O Ministério Público do Maranhão colocou sob lupa a execução de obras de restauração e manutenção de pontes em Itapecuru-Mirim que, segundo indícios, teriam sido iniciadas em janeiro de 2025 sem qualquer cobertura contratual válida.
A medida, formalizada pelo promotor José Carlos Faria Filho, converte a Notícia de Fato nº 000496-509/2025 em Inquérito Civil Público, após denúncia anônima apontar que os serviços estavam em andamento à revelia da legislação.
Mesmo após solicitação do MP, a Procuradoria Geral do Município apresentou apenas uma justificativa de contratação por dispensa de licitação — mas não anexou qualquer documento que comprovasse o procedimento. Os únicos contratos enviados (nº 333/2023 e nº 20/2022) se referem a adesões a atas de outros municípios, firmados em anos anteriores e sem ligação clara com as obras.

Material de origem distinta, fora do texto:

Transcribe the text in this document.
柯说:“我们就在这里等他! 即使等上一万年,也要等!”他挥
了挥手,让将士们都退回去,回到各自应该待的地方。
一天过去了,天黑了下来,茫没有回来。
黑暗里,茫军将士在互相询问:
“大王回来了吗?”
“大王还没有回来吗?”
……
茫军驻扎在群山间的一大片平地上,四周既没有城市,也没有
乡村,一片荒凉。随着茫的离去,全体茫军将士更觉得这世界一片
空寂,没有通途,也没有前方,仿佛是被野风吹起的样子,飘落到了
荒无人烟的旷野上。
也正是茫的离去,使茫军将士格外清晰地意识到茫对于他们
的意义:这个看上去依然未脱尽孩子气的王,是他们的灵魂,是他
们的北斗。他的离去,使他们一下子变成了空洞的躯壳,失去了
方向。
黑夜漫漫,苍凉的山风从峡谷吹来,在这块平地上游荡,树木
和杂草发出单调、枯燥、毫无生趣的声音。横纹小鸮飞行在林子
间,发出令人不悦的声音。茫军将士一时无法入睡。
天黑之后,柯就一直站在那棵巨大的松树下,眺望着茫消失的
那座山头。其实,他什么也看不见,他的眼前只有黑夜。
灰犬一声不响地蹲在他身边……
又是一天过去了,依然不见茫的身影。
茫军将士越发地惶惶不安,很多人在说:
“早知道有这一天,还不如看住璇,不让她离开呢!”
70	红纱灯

A portaria enfatiza a contradição gritante entre o discurso da administração e as provas documentais. Não há, nos autos, indícios de que tenha havido licitação ou mesmo ordem de serviço formal para intervenções em localidades como Companhia do Bogéa, Monte Lindo, Santa Joana, Vaca Branca e Mata.
O MP deu prazo de 20 dias úteis para que o prefeito apresente documentação detalhada — incluindo processo administrativo completo, notas fiscais, ordens de serviço, boletins de medição e comprovantes de pagamento.
Se confirmadas as irregularidades, o caso poderá gerar responsabilização civil e administrativa dos envolvidos, expondo mais um capítulo de descaso com a probidade e a gestão transparente dos recursos públicos em Itapecuru-Mirim.